I've fixed your favorite dishes
Hopin' this good food fills ya
Work my hands to the bone in the kitchen alone
You better eat if it kills ya
Pass me a pancake, Mandrake
Try a tomato, Plato
Everybody eats when they come to my house
The prophet Isaiah gushes to a people hungry for home about a God of prodigious generosity –– Come, buy wine and milk without money and without price … eat what is good, and delight yourselves in rich food. Somehow, it seems to me that our Lord would be a bit bewildered by the high-brow restaurants identified by $$$$ on Yelp, where even God would have to fill out a mortgage application to get an artfully presented entree of never-thought-of-before ingredients that when combined, add up to something smaller than a McNugget. My lack of taste is exposed by three words –– Is that it? But hey, if class is manifested by unpronounceable menu items, I’ll stick with a bag of Cheetos because no one can articulate what you are swallowing with each crunch.
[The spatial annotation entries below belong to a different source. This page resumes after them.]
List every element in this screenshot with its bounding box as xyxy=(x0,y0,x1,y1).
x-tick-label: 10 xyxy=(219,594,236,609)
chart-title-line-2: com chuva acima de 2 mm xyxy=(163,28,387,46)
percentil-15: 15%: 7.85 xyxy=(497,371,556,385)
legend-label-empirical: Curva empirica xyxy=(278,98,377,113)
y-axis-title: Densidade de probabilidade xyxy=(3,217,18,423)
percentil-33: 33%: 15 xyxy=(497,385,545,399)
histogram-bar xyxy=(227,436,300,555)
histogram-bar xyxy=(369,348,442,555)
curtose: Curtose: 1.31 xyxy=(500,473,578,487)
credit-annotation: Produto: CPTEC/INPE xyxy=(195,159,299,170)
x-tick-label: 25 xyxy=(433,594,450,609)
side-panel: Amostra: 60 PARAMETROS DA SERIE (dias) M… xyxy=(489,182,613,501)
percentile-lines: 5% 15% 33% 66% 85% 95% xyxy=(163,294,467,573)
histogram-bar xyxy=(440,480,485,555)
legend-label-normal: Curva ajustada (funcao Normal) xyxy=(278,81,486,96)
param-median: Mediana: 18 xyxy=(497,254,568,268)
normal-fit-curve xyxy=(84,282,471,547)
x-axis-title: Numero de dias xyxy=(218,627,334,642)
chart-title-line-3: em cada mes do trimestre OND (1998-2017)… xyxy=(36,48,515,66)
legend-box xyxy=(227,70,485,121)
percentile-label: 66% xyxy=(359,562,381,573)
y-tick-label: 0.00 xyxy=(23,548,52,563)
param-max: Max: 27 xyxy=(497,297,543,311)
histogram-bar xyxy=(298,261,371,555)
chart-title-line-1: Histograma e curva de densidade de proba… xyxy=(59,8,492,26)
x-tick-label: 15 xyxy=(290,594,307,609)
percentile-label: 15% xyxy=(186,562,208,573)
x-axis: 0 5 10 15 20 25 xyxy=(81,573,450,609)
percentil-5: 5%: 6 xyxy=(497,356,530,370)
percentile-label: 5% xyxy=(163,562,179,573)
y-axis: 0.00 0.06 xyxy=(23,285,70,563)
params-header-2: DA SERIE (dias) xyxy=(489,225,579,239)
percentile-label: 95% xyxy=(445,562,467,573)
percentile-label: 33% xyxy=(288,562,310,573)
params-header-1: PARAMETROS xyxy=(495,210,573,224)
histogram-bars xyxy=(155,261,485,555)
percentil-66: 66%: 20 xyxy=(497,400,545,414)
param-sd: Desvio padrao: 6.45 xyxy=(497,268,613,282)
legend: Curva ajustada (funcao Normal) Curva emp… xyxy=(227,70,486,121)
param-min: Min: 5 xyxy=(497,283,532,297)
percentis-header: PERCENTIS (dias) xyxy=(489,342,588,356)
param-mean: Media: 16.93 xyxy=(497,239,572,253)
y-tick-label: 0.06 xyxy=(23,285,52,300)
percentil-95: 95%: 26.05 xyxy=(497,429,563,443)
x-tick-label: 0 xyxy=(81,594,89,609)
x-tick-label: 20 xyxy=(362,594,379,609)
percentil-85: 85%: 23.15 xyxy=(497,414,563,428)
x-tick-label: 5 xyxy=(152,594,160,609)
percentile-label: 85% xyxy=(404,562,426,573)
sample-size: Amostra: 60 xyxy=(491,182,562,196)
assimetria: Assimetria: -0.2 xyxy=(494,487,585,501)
When I read Isaiah’s invitation to the Lord’s feast, I imagine this large, always-room-for-one-more table where joy and laughter abound as Jesus enchants all gathered with another story that consistently begins –– Do you remember when we… It is a place where the grace is always free, the spirit of fellowship is always rich, no one is left out, and God is the host ushering you in while saying, or even singing, Everybody eats when they come to my house.